25-hydroxyvitamin D (25[OH]D) reflects your vitamin D stores and is the main test used to assess deficiency. 1,25-dihydroxyvitamin D (1,25[OH]2D, calcitriol) is the active hormone and is tightly regulated by PTH, calcium, and kidney function. That means calcitriol can be normal or high even when 25(OH)D is low.
Do I need to fast for a vitamin D blood test?
Fasting is usually not required for 25(OH)D or calcitriol testing. If you are getting other labs at the same visit (like lipids or glucose), fasting instructions may come from those tests instead.
Why would my 1,25-dihydroxy vitamin D be high when my 25-hydroxy vitamin D is low?
This pattern can happen when your body is compensating for low calcium or low vitamin D stores by increasing PTH, which stimulates conversion to calcitriol. It can also be seen in some inflammatory conditions that increase conversion outside the kidneys. Your clinician will usually interpret it with calcium, PTH, kidney function, and sometimes phosphorus.
What vitamin D level is considered low or optimal?
Cutoffs vary by lab and clinical guideline, so the best approach is to use the reference interval on your report and interpret it with your risk factors and goals. In general, 25(OH)D is the marker used to define low stores, while calcitriol is interpreted more in the context of calcium balance and kidney/PTH regulation.
How soon should I retest vitamin D after starting supplements?

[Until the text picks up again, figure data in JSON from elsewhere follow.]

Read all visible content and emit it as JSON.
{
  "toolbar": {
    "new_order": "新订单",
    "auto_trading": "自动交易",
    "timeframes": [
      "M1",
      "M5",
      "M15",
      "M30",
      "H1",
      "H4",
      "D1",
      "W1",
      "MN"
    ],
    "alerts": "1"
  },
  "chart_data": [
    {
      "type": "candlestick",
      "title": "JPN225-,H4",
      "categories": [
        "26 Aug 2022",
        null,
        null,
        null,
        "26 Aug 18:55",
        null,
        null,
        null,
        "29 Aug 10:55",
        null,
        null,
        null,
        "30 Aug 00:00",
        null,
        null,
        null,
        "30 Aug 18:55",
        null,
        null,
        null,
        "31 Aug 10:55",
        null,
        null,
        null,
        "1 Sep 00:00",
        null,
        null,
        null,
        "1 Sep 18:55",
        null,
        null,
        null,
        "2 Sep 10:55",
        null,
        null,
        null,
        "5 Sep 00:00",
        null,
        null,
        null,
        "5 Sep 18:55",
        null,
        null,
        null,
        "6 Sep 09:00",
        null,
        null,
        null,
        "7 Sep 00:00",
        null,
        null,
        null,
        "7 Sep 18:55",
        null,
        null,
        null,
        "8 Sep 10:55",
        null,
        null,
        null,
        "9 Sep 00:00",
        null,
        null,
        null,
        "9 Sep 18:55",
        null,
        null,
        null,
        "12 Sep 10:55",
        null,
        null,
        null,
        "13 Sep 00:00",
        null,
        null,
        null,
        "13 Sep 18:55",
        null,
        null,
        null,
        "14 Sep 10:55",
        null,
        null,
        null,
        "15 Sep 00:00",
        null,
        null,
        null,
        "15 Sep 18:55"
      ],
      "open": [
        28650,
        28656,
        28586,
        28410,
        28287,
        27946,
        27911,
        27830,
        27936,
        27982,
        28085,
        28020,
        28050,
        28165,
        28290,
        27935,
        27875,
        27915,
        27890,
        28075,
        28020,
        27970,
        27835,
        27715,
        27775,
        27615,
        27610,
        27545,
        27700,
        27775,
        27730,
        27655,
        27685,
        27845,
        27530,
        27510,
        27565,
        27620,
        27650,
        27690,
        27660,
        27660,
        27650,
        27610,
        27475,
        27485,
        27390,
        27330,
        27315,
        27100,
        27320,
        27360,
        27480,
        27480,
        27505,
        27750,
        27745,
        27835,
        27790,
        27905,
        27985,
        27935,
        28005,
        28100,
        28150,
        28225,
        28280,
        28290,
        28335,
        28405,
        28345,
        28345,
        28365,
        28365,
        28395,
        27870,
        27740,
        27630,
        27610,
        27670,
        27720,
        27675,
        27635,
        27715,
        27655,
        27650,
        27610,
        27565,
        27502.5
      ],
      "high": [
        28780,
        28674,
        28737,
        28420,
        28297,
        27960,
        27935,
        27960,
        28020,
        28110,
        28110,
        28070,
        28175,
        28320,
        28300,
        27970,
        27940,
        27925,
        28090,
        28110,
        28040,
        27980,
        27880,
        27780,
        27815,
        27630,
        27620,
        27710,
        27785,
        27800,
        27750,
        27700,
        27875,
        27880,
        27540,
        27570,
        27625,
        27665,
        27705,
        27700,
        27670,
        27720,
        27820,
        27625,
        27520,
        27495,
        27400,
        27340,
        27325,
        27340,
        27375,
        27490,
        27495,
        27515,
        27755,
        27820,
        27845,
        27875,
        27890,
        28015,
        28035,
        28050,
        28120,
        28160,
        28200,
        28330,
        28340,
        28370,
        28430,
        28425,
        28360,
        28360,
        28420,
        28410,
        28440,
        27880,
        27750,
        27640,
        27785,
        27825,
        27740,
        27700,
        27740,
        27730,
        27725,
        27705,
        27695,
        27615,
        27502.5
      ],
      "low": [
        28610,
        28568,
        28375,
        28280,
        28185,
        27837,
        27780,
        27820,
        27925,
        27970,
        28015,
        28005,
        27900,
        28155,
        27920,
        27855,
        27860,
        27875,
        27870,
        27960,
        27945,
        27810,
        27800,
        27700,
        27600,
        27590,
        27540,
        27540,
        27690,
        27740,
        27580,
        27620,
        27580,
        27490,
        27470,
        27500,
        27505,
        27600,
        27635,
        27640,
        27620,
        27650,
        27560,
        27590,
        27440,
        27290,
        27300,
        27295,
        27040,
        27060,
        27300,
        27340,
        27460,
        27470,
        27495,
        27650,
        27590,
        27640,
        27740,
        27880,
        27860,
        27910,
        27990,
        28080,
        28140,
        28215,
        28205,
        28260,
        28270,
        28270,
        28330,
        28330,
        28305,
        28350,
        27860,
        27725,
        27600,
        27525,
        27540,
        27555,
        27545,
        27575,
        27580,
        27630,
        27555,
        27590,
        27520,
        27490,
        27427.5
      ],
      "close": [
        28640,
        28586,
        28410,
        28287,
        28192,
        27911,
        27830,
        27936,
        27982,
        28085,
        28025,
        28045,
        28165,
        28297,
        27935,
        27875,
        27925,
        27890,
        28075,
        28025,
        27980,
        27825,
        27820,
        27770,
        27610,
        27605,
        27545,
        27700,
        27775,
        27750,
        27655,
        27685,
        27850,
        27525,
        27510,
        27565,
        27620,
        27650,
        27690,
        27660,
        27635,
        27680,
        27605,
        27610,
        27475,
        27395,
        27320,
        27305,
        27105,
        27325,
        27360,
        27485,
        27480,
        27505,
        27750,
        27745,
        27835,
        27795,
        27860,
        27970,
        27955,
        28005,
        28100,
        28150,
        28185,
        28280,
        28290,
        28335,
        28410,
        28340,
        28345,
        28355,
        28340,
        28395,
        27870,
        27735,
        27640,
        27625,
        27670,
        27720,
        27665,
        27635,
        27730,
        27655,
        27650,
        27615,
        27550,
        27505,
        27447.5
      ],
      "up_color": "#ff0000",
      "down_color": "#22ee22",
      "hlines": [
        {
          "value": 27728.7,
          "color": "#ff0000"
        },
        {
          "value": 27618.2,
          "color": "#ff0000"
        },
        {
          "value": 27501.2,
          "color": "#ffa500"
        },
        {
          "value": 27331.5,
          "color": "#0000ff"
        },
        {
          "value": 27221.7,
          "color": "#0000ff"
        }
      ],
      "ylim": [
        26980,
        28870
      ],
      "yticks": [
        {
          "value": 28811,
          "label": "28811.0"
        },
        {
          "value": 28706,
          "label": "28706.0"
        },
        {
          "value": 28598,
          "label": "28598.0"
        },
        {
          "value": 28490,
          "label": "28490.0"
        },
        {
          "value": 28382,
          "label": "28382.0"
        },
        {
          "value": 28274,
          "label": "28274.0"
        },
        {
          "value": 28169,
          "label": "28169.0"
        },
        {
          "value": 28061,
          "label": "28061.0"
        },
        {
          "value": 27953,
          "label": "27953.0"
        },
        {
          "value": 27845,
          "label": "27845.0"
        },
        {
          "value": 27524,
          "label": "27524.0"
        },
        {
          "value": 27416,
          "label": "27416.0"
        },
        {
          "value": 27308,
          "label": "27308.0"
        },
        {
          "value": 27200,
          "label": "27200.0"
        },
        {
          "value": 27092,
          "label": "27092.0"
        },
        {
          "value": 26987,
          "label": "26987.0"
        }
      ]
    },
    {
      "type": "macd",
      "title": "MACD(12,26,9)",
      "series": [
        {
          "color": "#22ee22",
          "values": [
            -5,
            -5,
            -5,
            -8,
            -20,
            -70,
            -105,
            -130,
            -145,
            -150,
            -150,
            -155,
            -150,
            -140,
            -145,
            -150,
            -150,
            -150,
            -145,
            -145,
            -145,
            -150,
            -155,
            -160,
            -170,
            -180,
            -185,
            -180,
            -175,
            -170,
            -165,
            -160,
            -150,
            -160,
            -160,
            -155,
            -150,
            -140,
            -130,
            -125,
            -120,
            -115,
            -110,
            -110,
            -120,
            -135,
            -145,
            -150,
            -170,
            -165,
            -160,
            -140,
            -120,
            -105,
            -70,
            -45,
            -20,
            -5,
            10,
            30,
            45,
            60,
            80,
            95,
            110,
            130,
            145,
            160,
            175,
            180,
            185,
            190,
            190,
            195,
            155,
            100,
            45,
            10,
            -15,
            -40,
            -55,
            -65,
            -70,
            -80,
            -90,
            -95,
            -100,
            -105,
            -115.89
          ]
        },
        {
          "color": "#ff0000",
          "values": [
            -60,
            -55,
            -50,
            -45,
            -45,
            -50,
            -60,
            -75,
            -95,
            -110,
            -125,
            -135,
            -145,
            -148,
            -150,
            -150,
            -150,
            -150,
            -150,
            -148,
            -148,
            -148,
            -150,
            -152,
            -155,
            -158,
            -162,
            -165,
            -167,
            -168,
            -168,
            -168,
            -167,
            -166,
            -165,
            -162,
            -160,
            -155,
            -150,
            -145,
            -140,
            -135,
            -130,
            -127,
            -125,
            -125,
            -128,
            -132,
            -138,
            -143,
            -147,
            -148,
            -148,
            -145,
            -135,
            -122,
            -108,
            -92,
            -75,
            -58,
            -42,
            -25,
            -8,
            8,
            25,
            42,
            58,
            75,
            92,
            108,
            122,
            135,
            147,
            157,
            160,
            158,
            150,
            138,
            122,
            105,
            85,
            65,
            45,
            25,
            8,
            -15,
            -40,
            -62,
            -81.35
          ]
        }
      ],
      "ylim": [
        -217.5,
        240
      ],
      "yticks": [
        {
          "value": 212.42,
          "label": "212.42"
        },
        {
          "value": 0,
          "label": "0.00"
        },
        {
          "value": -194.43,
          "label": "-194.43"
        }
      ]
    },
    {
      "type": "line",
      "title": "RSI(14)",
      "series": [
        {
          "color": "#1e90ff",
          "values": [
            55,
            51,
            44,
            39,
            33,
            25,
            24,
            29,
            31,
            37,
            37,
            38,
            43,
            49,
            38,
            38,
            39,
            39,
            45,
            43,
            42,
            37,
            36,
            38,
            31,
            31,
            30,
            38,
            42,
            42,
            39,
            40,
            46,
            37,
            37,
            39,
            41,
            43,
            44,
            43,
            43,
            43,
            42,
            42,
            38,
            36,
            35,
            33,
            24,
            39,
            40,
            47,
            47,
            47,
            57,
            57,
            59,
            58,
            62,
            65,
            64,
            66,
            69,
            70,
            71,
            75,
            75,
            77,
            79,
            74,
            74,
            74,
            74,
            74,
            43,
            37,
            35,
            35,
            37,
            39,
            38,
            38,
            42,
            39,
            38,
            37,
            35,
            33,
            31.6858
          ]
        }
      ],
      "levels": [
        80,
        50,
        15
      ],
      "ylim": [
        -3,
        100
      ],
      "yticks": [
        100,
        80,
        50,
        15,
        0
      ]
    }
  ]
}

Because 25(OH)D reflects longer-term stores, many clinicians recheck it after about 8–12 weeks of consistent dosing, especially if you were low or if the dose changed. If your situation involves calcium abnormalities, kidney disease, or very high supplement doses, your clinician may recommend earlier or additional monitoring.
Can high vitamin D cause high calcium?
Yes. Excessively high 25(OH)D from over-supplementation can increase calcium absorption and contribute to hypercalcemia, which can affect the kidneys and cause symptoms like nausea, constipation, excessive thirst, or confusion. If your vitamin D is high, calcium and kidney function tests help determine whether it is creating a safety issue.